How is This Different Than the Vanished Malaysian Airlines Plane?

The biggest difference between these two incidents is that the search area in this latest flight is much smaller than before.

What About the Plane's Black Boxes?

Like in the case of the missing MH370 plane, there is something of a deadline facing the search teams.

Black boxes have batteries that last for 30 days, with the intention that if the plane crashes, rescuers have a month to find it before they stop sending their automatic hourly signal sending out an alert to their location.

The plane's Emergency Locator Transmitter should function automatically and send warning signals, but no signal has been detected by control centers in Indonesia or in neighboring countries.

Who is Helping?

Five South East Asian countries are actively involved in the search and have contributed vehicles and manpower, though the Indonesian government is running point on the operation.
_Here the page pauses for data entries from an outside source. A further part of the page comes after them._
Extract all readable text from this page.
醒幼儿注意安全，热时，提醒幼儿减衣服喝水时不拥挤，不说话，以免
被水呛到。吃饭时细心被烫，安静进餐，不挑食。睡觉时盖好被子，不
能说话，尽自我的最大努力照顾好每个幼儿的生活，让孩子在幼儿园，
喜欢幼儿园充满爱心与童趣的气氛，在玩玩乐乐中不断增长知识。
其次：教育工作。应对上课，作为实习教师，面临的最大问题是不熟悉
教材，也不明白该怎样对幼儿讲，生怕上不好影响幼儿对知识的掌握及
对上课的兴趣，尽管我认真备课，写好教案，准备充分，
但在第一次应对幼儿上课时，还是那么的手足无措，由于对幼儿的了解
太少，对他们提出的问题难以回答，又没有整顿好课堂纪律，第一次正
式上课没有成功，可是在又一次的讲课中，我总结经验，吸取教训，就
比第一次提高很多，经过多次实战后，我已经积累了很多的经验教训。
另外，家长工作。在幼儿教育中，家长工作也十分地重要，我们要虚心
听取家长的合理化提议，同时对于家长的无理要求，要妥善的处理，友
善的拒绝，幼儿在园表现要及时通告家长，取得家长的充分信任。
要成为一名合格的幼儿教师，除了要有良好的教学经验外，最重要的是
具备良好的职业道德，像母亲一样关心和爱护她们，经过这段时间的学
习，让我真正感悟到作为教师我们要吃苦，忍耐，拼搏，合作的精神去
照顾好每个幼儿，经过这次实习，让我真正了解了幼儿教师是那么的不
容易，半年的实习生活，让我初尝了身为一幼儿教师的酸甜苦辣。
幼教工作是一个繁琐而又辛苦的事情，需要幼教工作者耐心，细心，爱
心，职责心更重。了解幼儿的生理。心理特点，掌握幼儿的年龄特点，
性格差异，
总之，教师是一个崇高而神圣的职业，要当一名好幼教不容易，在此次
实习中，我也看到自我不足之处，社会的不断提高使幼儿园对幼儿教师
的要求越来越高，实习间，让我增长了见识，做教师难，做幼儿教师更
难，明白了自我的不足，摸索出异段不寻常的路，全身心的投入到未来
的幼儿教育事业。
The United States has formally been asked to assist in the operation, even though none of the passengers are American. State Department press director Jeff Rathke said at a briefing this afternoon that they're "reviewing the request" but did not elaborate further.

Malaysia and Singapore have both deployed three ships and a Hercules plane a piece to help in the search.

Two Singaporean teams of specialists and two sets of underwater locator beacons are being used to try and find the flight data recorders.